James Patterson was executed on March 14 2002

James Patterson Case

James Earl Patterson apologized for “the evil I brought into this world” minutes before becoming the first person in the nation executed based on a DNA “cold hit.” Patterson, 35, filed no last-minute appeals of his conviction for the 1987 rape and fatal stabbing of Joyce S. Aldridge, 56, in her Prince George County home, and begged her relatives for forgiveness before he was put to death Thursday night. “My heart goes out to the Aldridge family and all that I put them through,” he said. “I pray they will all find God as I have found him.”

After he was strapped down to the gurney, Patterson lifted his head and stared intently into the witness box, appearing to give a small nod in the direction of his spiritual adviser. “I am at peace now and ready to meet my maker,” Patterson said. “May God bless each and everyone who is here tonight and each one who hears this.” He then rested his head on the gurney as the lethal chemicals began flowing into his thick arms. Patterson was pronounced dead at 9:10 p.m. EST at the Greensville Correctional Center.

Members of the victim’s family witnessed the execution from a separate room.

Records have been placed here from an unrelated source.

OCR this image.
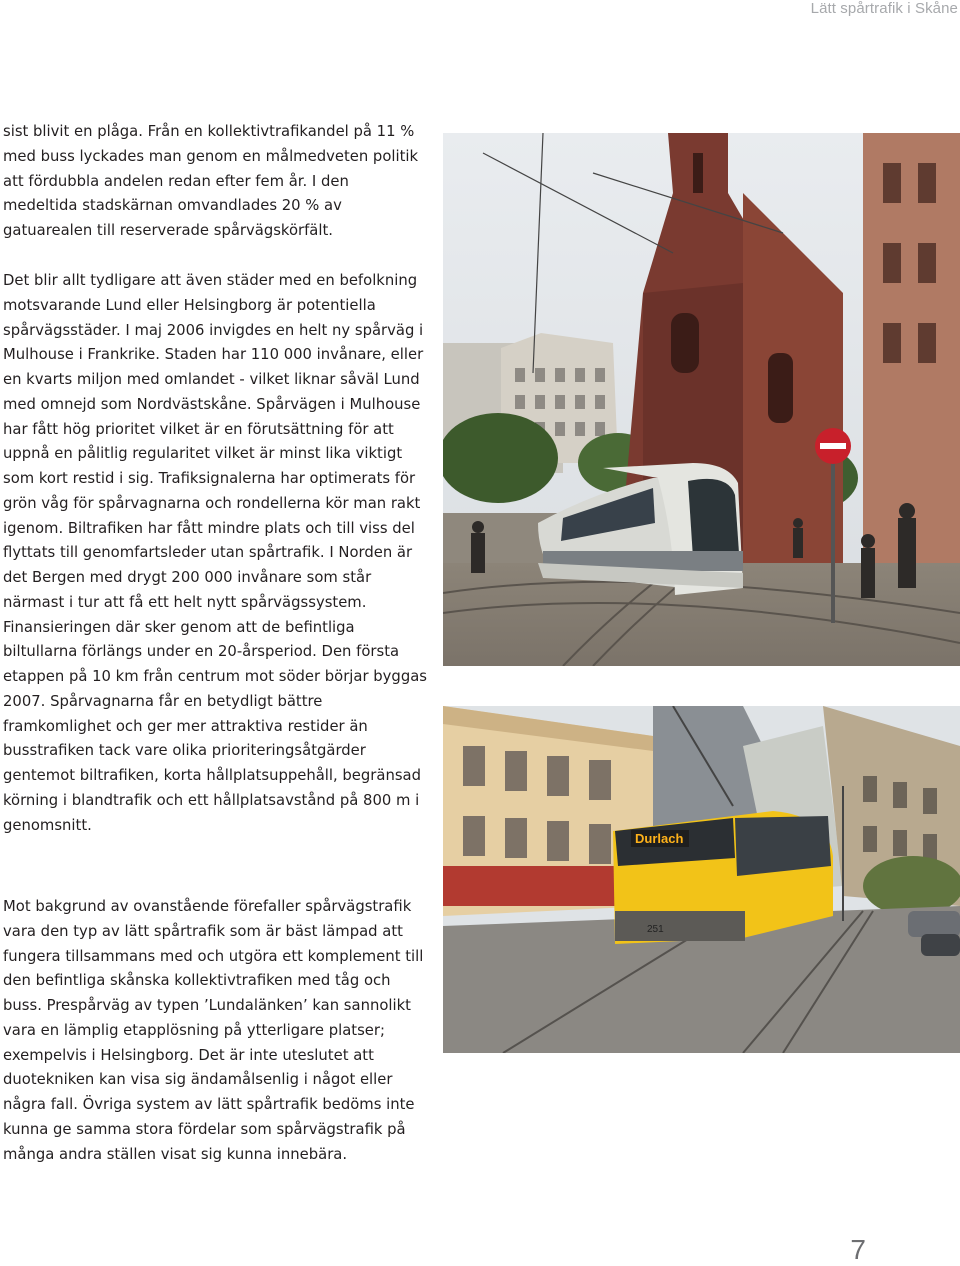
Lätt spårtrafik i Skåne

sist blivit en plåga. Från en kollektivtrafikandel på 11 % med buss lyckades man genom en målmedveten politik att fördubbla andelen redan efter fem år. I den medeltida stadskärnan omvandlades 20 % av gatuarealen till reserverade spårvägskörfält.

Det blir allt tydligare att även städer med en befolkning motsvarande Lund eller Helsingborg är potentiella spårvägsstäder. I maj 2006 invigdes en helt ny spårväg i Mulhouse i Frankrike. Staden har 110 000 invånare, eller en kvarts miljon med omlandet - vilket liknar såväl Lund med omnejd som Nordvästskåne. Spårvägen i Mulhouse har fått hög prioritet vilket är en förutsättning för att uppnå en pålitlig regularitet vilket är minst lika viktigt som kort restid i sig. Trafiksignalerna har optimerats för grön våg för spårvagnarna och rondellerna kör man rakt igenom. Biltrafiken har fått mindre plats och till viss del flyttats till genomfartsleder utan spårtrafik. I Norden är det Bergen med drygt 200 000 invånare som står närmast i tur att få ett helt nytt spårvägssystem. Finansieringen där sker genom att de befintliga biltullarna förlängs under en 20-årsperiod. Den första etappen på 10 km från centrum mot söder börjar byggas 2007. Spårvagnarna får en betydligt bättre framkomlighet och ger mer attraktiva restider än busstrafiken tack vare olika prioriteringsåtgärder gentemot biltrafiken, korta hållplatsuppehåll, begränsad körning i blandtrafik och ett hållplatsavstånd på 800 m i genomsnitt.

Mot bakgrund av ovanstående förefaller spårvägstrafik vara den typ av lätt spårtrafik som är bäst lämpad att fungera tillsammans med och utgöra ett komplement till den befintliga skånska kollektivtrafiken med tåg och buss. Prespårväg av typen ’Lundalänken’ kan sannolikt vara en lämplig etapplösning på ytterligare platser; exempelvis i Helsingborg. Det är inte uteslutet att duotekniken kan visa sig ändamålsenlig i något eller några fall. Övriga system av lätt spårtrafik bedöms inte kunna ge samma stora fördelar som spårvägstrafik på många andra ställen visat sig kunna innebära.

Durlach
251
7
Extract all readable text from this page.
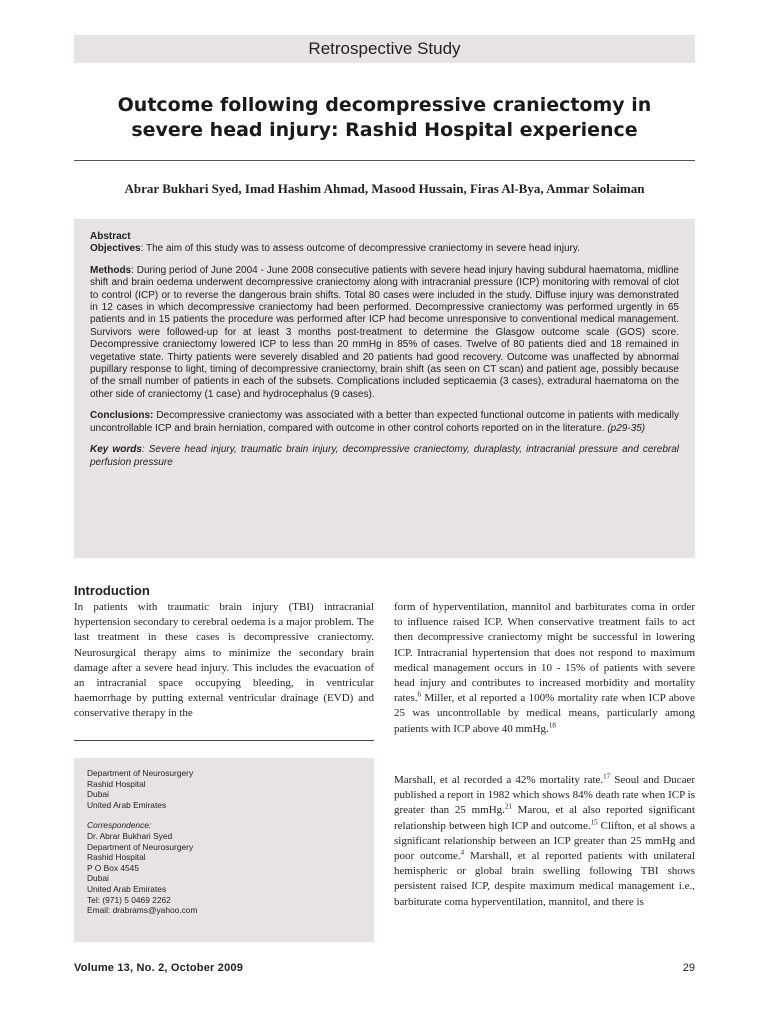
Retrospective Study
Outcome following decompressive craniectomy in
severe head injury: Rashid Hospital experience
Abrar Bukhari Syed, Imad Hashim Ahmad, Masood Hussain, Firas Al-Bya, Ammar Solaiman
Abstract

Objectives: The aim of this study was to assess outcome of decompressive craniectomy in severe head injury.

Methods: During period of June 2004 - June 2008 consecutive patients with severe head injury having subdural haematoma, midline shift and brain oedema underwent decompressive craniectomy along with intracranial pressure (ICP) monitoring with removal of clot to control (ICP) or to reverse the dangerous brain shifts. Total 80 cases were included in the study. Diffuse injury was demonstrated in 12 cases in which decompressive craniectomy had been performed. Decompressive craniectomy was performed urgently in 65 patients and in 15 patients the procedure was performed after ICP had become unresponsive to conventional medical management. Survivors were followed-up for at least 3 months post-treatment to determine the Glasgow outcome scale (GOS) score. Decompressive craniectomy lowered ICP to less than 20 mmHg in 85% of cases. Twelve of 80 patients died and 18 remained in vegetative state. Thirty patients were severely disabled and 20 patients had good recovery. Outcome was unaffected by abnormal pupillary response to light, timing of decompressive craniectomy, brain shift (as seen on CT scan) and patient age, possibly because of the small number of patients in each of the subsets. Complications included septicaemia (3 cases), extradural haematoma on the other side of craniectomy (1 case) and hydrocephalus (9 cases).

Conclusions: Decompressive craniectomy was associated with a better than expected functional outcome in patients with medically uncontrollable ICP and brain herniation, compared with outcome in other control cohorts reported on in the literature. (p29-35)

Key words: Severe head injury, traumatic brain injury, decompressive craniectomy, duraplasty, intracranial pressure and cerebral perfusion pressure

Introduction

In patients with traumatic brain injury (TBI) intracranial hypertension secondary to cerebral oedema is a major problem. The last treatment in these cases is decompressive craniectomy. Neurosurgical therapy aims to minimize the secondary brain damage after a severe head injury. This includes the evacuation of an intracranial space occupying bleeding, in ventricular haemorrhage by putting external ventricular drainage (EVD) and conservative therapy in the

form of hyperventilation, mannitol and barbiturates coma in order to influence raised ICP. When conservative treatment fails to act then decompressive craniectomy might be successful in lowering ICP. Intracranial hypertension that does not respond to maximum medical management occurs in 10 - 15% of patients with severe head injury and contributes to increased morbidity and mortality rates.$^6$ Miller, et al reported a 100% mortality rate when ICP above 25 was uncontrollable by medical means, particularly among patients with ICP above 40 mmHg.$^{18}$

Marshall, et al recorded a 42% mortality rate.$^{17}$ Seoul and Ducaer published a report in 1982 which shows 84% death rate when ICP is greater than 25 mmHg.$^{21}$ Marou, et al also reported significant relationship between high ICP and outcome.$^{15}$ Clifton, et al shows a significant relationship between an ICP greater than 25 mmHg and poor outcome.$^4$ Marshall, et al reported patients with unilateral hemispheric or global brain swelling following TBI shows persistent raised ICP, despite maximum medical management i.e., barbiturate coma hyperventilation, mannitol, and there is

Department of Neurosurgery
Rashid Hospital
Dubai
United Arab Emirates
Correspondence:
Dr. Abrar Bukhari Syed
Department of Neurosurgery
Rashid Hospital
P O Box 4545
Dubai
United Arab Emirates
Tel: (971) 5 0469 2262
Email: drabrams@yahoo.com
Volume 13, No. 2, October 2009	29
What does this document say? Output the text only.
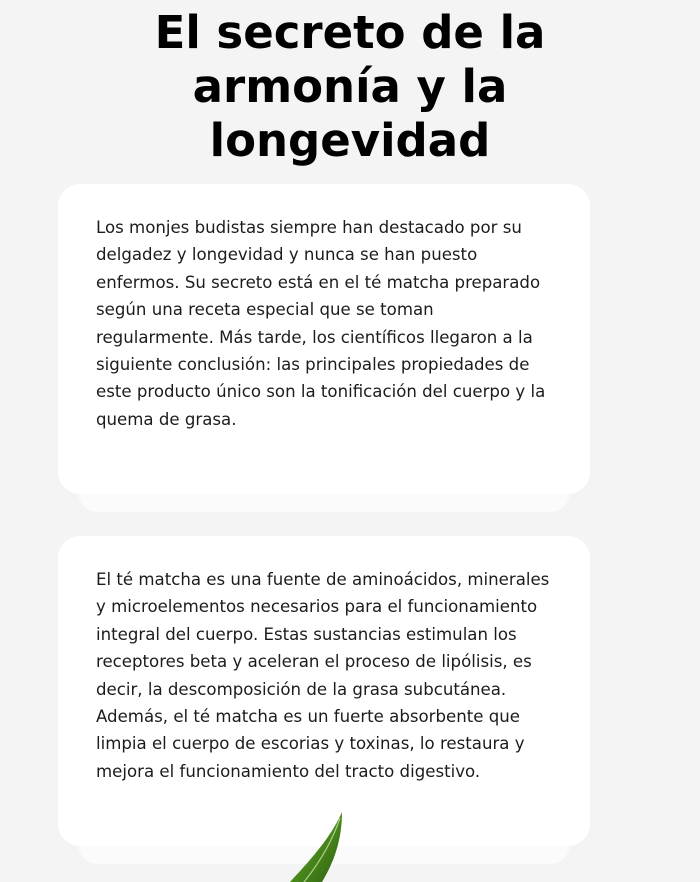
El secreto de la
armonía y la
longevidad

Los monjes budistas siempre han destacado por su delgadez y longevidad y nunca se han puesto enfermos. Su secreto está en el té matcha preparado según una receta especial que se toman regularmente. Más tarde, los científicos llegaron a la siguiente conclusión: las principales propiedades de este producto único son la tonificación del cuerpo y la quema de grasa.

El té matcha es una fuente de aminoácidos, minerales y microelementos necesarios para el funcionamiento integral del cuerpo. Estas sustancias estimulan los receptores beta y aceleran el proceso de lipólisis, es decir, la descomposición de la grasa subcutánea. Además, el té matcha es un fuerte absorbente que limpia el cuerpo de escorias y toxinas, lo restaura y mejora el funcionamiento del tracto digestivo.
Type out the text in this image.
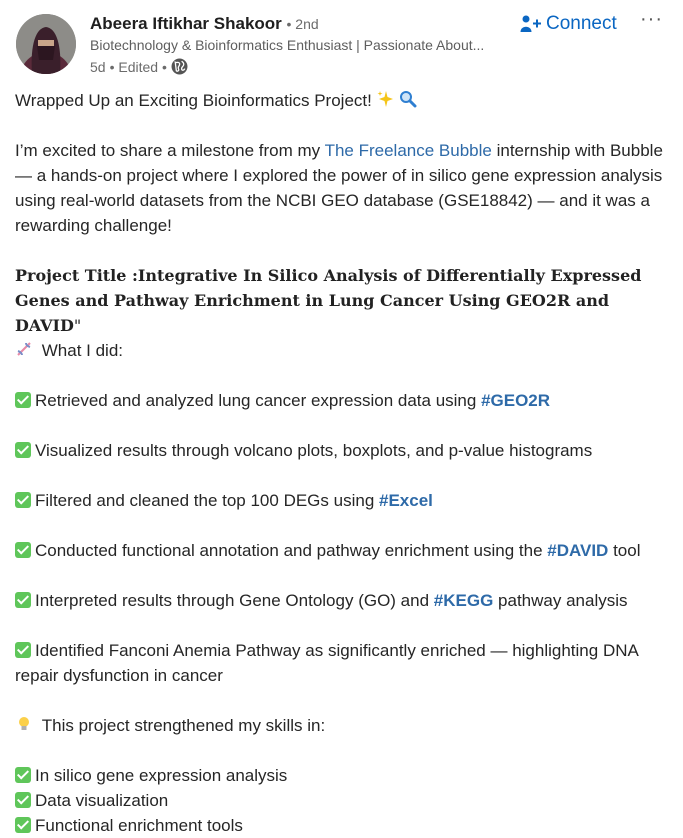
Abeera Iftikhar Shakoor • 2nd
Biotechnology & Bioinformatics Enthusiast | Passionate About...
5d • Edited •
Connect ···

Wrapped Up an Exciting Bioinformatics Project!

I’m excited to share a milestone from my The Freelance Bubble internship with Bubble — a hands-on project where I explored the power of in silico gene expression analysis using real-world datasets from the NCBI GEO database (GSE18842) — and it was a rewarding challenge!

Project Title :Integrative In Silico Analysis of Differentially Expressed Genes and Pathway Enrichment in Lung Cancer Using GEO2R and DAVID"

What I did:

Retrieved and analyzed lung cancer expression data using #GEO2R

Visualized results through volcano plots, boxplots, and p-value histograms

Filtered and cleaned the top 100 DEGs using #Excel

Conducted functional annotation and pathway enrichment using the #DAVID tool

Interpreted results through Gene Ontology (GO) and #KEGG pathway analysis

Identified Fanconi Anemia Pathway as significantly enriched — highlighting DNA repair dysfunction in cancer

This project strengthened my skills in:

In silico gene expression analysis

Data visualization

Functional enrichment tools
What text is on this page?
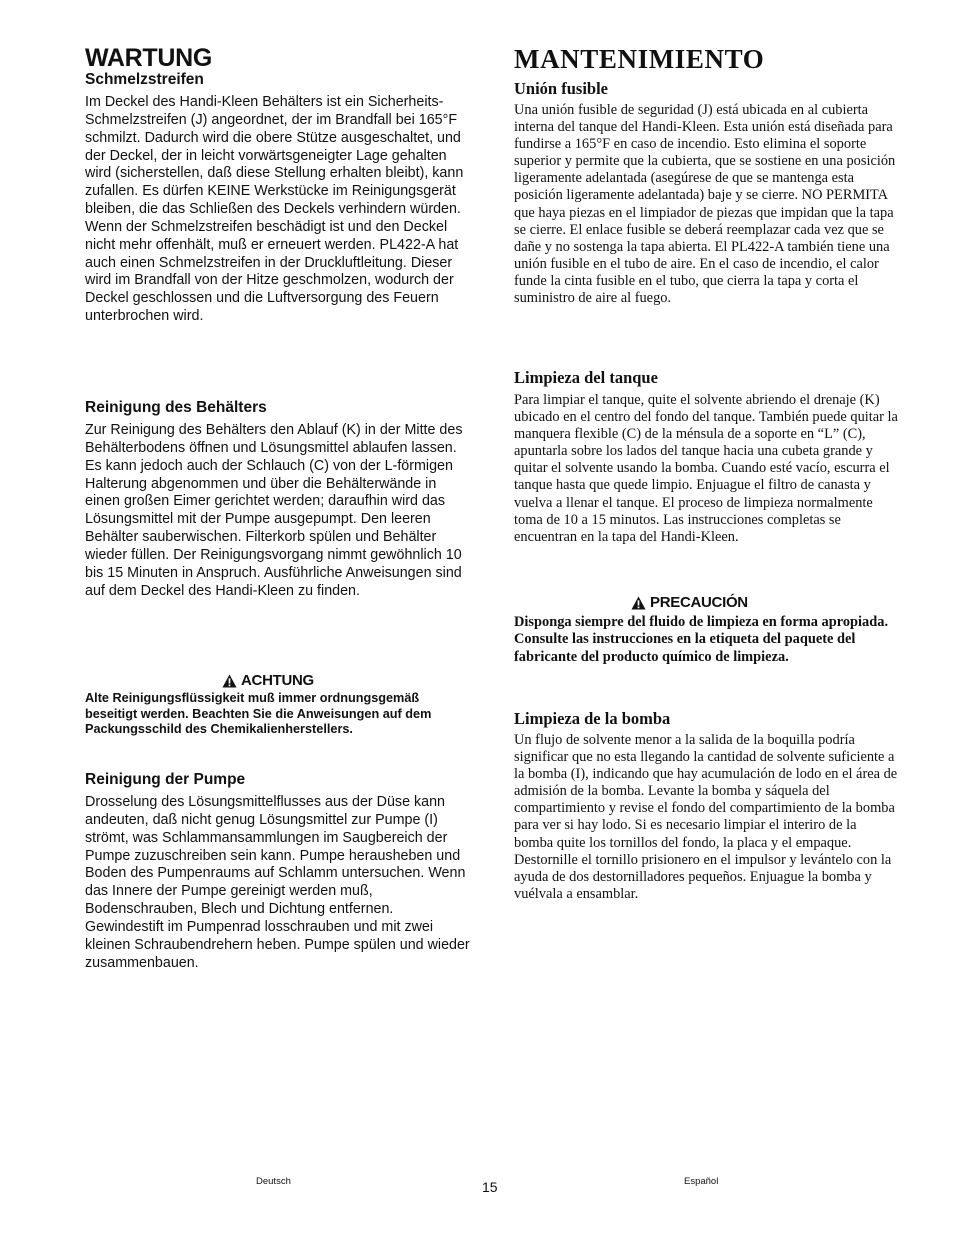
WARTUNG
Schmelzstreifen

Im Deckel des Handi-Kleen Behälters ist ein Sicherheits-Schmelzstreifen (J) angeordnet, der im Brandfall bei 165°F schmilzt. Dadurch wird die obere Stütze ausgeschaltet, und der Deckel, der in leicht vorwärtsgeneigter Lage gehalten wird (sicherstellen, daß diese Stellung erhalten bleibt), kann zufallen. Es dürfen KEINE Werkstücke im Reinigungsgerät bleiben, die das Schließen des Deckels verhindern würden. Wenn der Schmelzstreifen beschädigt ist und den Deckel nicht mehr offenhält, muß er erneuert werden. PL422-A hat auch einen Schmelzstreifen in der Druckluftleitung. Dieser wird im Brandfall von der Hitze geschmolzen, wodurch der Deckel geschlossen und die Luftversorgung des Feuern unterbrochen wird.

Reinigung des Behälters

Zur Reinigung des Behälters den Ablauf (K) in der Mitte des Behälterbodens öffnen und Lösungsmittel ablaufen lassen. Es kann jedoch auch der Schlauch (C) von der L-förmigen Halterung abgenommen und über die Behälterwände in einen großen Eimer gerichtet werden; daraufhin wird das Lösungsmittel mit der Pumpe ausgepumpt. Den leeren Behälter sauberwischen. Filterkorb spülen und Behälter wieder füllen. Der Reinigungsvorgang nimmt gewöhnlich 10 bis 15 Minuten in Anspruch. Ausführliche Anweisungen sind auf dem Deckel des Handi-Kleen zu finden.

ACHTUNG

Alte Reinigungsflüssigkeit muß immer ordnungsgemäß beseitigt werden. Beachten Sie die Anweisungen auf dem Packungsschild des Chemikalienherstellers.

Reinigung der Pumpe

Drosselung des Lösungsmittelflusses aus der Düse kann andeuten, daß nicht genug Lösungsmittel zur Pumpe (I) strömt, was Schlammansammlungen im Saugbereich der Pumpe zuzuschreiben sein kann. Pumpe herausheben und Boden des Pumpenraums auf Schlamm untersuchen. Wenn das Innere der Pumpe gereinigt werden muß, Bodenschrauben, Blech und Dichtung entfernen. Gewindestift im Pumpenrad losschrauben und mit zwei kleinen Schraubendrehern heben. Pumpe spülen und wieder zusammenbauen.

MANTENIMIENTO
Unión fusible

Una unión fusible de seguridad (J) está ubicada en al cubierta interna del tanque del Handi-Kleen. Esta unión está diseñada para fundirse a 165°F en caso de incendio. Esto elimina el soporte superior y permite que la cubierta, que se sostiene en una posición ligeramente adelantada (asegúrese de que se mantenga esta posición ligeramente adelantada) baje y se cierre. NO PERMITA que haya piezas en el limpiador de piezas que impidan que la tapa se cierre. El enlace fusible se deberá reemplazar cada vez que se dañe y no sostenga la tapa abierta. El PL422-A también tiene una unión fusible en el tubo de aire. En el caso de incendio, el calor funde la cinta fusible en el tubo, que cierra la tapa y corta el suministro de aire al fuego.

Limpieza del tanque

Para limpiar el tanque, quite el solvente abriendo el drenaje (K) ubicado en el centro del fondo del tanque. También puede quitar la manquera flexible (C) de la ménsula de a soporte en “L” (C), apuntarla sobre los lados del tanque hacia una cubeta grande y quitar el solvente usando la bomba. Cuando esté vacío, escurra el tanque hasta que quede limpio. Enjuague el filtro de canasta y vuelva a llenar el tanque. El proceso de limpieza normalmente toma de 10 a 15 minutos. Las instrucciones completas se encuentran en la tapa del Handi-Kleen.

PRECAUCIÓN

Disponga siempre del fluido de limpieza en forma apropiada. Consulte las instrucciones en la etiqueta del paquete del fabricante del producto químico de limpieza.

Limpieza de la bomba

Un flujo de solvente menor a la salida de la boquilla podría significar que no esta llegando la cantidad de solvente suficiente a la bomba (I), indicando que hay acumulación de lodo en el área de admisión de la bomba. Levante la bomba y sáquela del compartimiento y revise el fondo del compartimiento de la bomba para ver si hay lodo. Si es necesario limpiar el interiro de la bomba quite los tornillos del fondo, la placa y el empaque. Destornille el tornillo prisionero en el impulsor y levántelo con la ayuda de dos destornilladores pequeños. Enjuague la bomba y vuélvala a ensamblar.

Deutsch	15	Español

Department of Corrections spokesman Larry Traylor would not identify them or say how many family members were there. Patterson’s mother, father, sister, brother and two daughters visited him earlier in the day, Traylor said. There were no protesters outside the prison.

Patterson was imprisoned for nearly 14 years and would have been released in 2004 without the cold hit. He was implicated in the murder when the state compared DNA samples from the crime with DNA samples in its database of 175,000 felons. A “cold hit” matched the DNA of Patterson, who was in prison for another rape. After the 1999 match, Patterson confessed and pleaded guilty to sexually assaulting and killing Aldridge on Oct. 11, 1987. He told investigators that he forced his way into her home to steal money to buy drugs but became enraged when he learned she only had coins in her purse. He raped her and stabbed her 17 times. “The penalty fit the crime,” Patterson said last week in a telephone interview from death row. “I was responsible and I want to pay the ultimate price.”

Of the 37 other states with the death penalty, no executions have been based on a cold hit, an Associated Press survey found. Virginia became the first state to execute a person whose conviction was based on DNA evidence when Timothy W. Spencer went to the electric chair in 1993 for a series of stranglings in Richmond and Arlington. The execution is the first in Virginia this year and the 84th in the state since the U.S. Supreme Court allowed the death penalty to be reinstated in 1976.